« Si tu veux vraiment mourir, commence par te taire, mais si tu veux vivre, parle, parle plus fort que le fracas de ton corps. » Frankétienne (Ultravocal).
En décembre 1975, un couple de jeunes mariés recevait un billet d’avion pour une lune de miel dans l’univers surréel de la République du Cauchemar de Baby Doc. Vous avez bien deviné. Il s’agit d’Hillary et Bill Clinton. C’était l’époque où le tigre ensanglanté allait réaffirmer sa tigritude en dévorant, entre autres, un jeune journaliste du nom de Gasner Raymond. Papa Doc avait publiquement exprimé son amour pour la sauvagerie de ses Tontons-Macoutes et le fils suivait allègrement la voie (la voix) du sang. En filigrane, Jean Do, Kompè Filo et tous ces autres héros du micro se lançaient à l’assaut de la Maison Duvalier. Marcus, Liliane engagés dans la bataille contre les lianes épaisses de la répression et de la corde au cou. Pèlin Tèt de Frankétienne contre le Trou Foban de la mystification Jean-Claudiste. Sueurs froides dans la fièvre de la création artistique. Les forçats du clavier et du stylo accueillirent avec enthousiasme la politique de défense des « doigts » de l’Homme du Président Jimmy Carter. Le reste, on verra ce qu’on verra.
L’effort fait les forts, répétait à tue-tête Maître Pongnon, professeur de langues mortes. Mais Fort Dimanche ouvrait encore largement ses portes aux forts en thème. On y perdait rapidement son latin et son grec. Heureux les pauvres en esprit, ils deviennent, à l’image de Baby Doc et de Micky, présidents d’Haïti.

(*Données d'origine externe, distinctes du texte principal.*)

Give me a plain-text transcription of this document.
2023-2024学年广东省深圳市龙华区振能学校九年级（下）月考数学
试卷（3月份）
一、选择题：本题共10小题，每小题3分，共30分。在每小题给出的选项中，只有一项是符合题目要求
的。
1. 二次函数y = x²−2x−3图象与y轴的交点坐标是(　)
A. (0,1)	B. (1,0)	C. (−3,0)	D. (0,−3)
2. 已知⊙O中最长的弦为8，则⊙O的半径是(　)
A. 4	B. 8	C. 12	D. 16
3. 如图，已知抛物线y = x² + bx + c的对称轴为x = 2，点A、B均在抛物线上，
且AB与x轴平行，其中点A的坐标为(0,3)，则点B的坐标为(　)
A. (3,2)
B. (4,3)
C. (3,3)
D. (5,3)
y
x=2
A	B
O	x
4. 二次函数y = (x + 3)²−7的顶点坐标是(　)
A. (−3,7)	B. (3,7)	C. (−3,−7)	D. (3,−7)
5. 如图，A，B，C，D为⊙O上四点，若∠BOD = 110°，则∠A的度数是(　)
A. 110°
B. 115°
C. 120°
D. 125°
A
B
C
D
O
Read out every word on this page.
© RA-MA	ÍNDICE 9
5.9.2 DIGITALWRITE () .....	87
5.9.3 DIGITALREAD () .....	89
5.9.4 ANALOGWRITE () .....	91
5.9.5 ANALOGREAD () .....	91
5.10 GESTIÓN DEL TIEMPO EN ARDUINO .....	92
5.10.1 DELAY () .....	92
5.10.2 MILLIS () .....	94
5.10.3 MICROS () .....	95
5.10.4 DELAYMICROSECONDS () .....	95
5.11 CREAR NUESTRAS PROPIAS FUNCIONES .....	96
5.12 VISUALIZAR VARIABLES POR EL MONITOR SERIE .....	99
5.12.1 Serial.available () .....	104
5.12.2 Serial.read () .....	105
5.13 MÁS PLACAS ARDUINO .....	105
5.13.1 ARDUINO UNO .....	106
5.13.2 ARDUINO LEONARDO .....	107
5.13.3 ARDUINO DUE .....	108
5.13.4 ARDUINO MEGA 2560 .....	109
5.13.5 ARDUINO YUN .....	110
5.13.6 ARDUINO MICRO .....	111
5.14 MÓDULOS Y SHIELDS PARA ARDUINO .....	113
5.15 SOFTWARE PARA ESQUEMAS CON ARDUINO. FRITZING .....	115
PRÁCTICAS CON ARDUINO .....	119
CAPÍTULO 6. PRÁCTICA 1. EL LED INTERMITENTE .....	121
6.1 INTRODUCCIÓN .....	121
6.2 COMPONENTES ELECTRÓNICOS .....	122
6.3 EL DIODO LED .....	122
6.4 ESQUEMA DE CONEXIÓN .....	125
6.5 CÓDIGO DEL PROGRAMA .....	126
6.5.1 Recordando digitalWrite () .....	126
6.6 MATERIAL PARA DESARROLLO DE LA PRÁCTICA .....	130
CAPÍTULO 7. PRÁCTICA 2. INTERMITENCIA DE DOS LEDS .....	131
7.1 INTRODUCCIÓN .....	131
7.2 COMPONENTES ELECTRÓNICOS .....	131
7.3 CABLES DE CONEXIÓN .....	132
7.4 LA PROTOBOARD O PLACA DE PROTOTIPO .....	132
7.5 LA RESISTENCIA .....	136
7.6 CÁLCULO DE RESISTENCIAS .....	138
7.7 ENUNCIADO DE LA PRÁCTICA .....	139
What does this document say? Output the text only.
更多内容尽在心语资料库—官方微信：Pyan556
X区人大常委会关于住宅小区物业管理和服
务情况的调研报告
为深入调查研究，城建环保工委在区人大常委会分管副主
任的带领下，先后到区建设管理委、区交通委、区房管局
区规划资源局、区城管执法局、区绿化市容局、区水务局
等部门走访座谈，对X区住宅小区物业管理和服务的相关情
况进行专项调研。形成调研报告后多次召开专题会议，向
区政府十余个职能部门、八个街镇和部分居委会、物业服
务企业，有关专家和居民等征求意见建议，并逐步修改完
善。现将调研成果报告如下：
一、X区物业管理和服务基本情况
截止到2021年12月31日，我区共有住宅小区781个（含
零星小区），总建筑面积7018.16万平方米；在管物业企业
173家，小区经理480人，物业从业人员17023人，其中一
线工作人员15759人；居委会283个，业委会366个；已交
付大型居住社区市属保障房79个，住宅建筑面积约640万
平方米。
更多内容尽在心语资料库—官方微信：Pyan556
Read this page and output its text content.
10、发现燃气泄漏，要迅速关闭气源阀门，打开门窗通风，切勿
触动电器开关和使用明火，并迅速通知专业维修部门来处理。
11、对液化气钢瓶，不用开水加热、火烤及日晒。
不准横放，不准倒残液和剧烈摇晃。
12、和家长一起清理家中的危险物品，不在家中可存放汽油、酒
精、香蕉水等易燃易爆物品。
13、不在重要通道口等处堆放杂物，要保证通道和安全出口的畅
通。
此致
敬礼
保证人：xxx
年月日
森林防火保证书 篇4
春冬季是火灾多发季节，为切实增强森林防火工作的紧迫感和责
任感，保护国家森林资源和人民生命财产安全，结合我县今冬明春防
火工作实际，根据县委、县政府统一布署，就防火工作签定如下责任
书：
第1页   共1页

Fort-la-Mort. Fosses communes. Fausses accusations de conspiration par des Macoutes constipés dans le Ventre de Port-au-Prince. Atteinte à la sureté intérieure de l’État c’est moi. Je vous arrête parce que vous avez l’air suspect. Avez-vous le mot « communiste » dans votre dictionnaire ? Croque-morts. Certificats de décès. Pompes funèbres Paret Pierre-Louis. La mort subite et violente devenait de la poésie pure au Salon de l’Ange Bleu. Nous annonçons avec infiniment de peine, la triste nouvelle de la mort de. Portés disparus. Vaines recherches aux Recherches Criminelles. Veines ouvertes d’Haïti. Vanne de sang. Le sang du flamboyant.
Le Giraumont ne produit pas de calebasses. La vache enragée ne produit pas de lait condensé Nestlé. 1975. Haïti, jardin d’Eden pour touristes en quête d’exotisme et de sensations fortes. Pomme de discorde ? Le fruit défendu de la parole. Echappé du roman de Graham Greene, Aubelin Jolicœur prend la pause à l’Hôtel Oloffson. Images burlesques de Tonton-Macoutes déambulant dans les rues de Port-au-Prince avec leur uniforme gros bleu, leur mouchoir rouge, leurs lunettes noires, leur mitraillette, leur machette et leur boîte d’allumettes. Scènes folkloriques. Vodou. Bandes carnavalesques. Pimpantes beautés créoles. Images de carte postale. « Un peuple qui chante et qui souffre, qui peine et qui rit », selon le Docteur Jean-Price Mars. « Le peuple le plus docile » du monde, selon l’écri/vain haïtien Micky Martelly, candidat au prix Nobel de la bêtise. Comme Eliézer Pitite-Caille, le personnage de Justin Lhérisson, Micky n’a pas étudié l’Histoire. Il l’a devinée.
Haïti chérie, il n’existe pas de plus beau pays que toi. Le coup de foudre du couple Clinton était instantané. Un moment Kodak. Sourire Colgate. Déclaration d’amour pour toujours. Vœux de retour dans la candeur de nos vingt ans. « Mon enfant, ma sœur songe à la douceur d’aller là-bas vivre ensemble. » Rêves idylliques. Face cachée de la médaille de fer et de l’enfer duvalierien. « Nous sommes fascinés par ce pays. » « Nous aimons cet endroit. »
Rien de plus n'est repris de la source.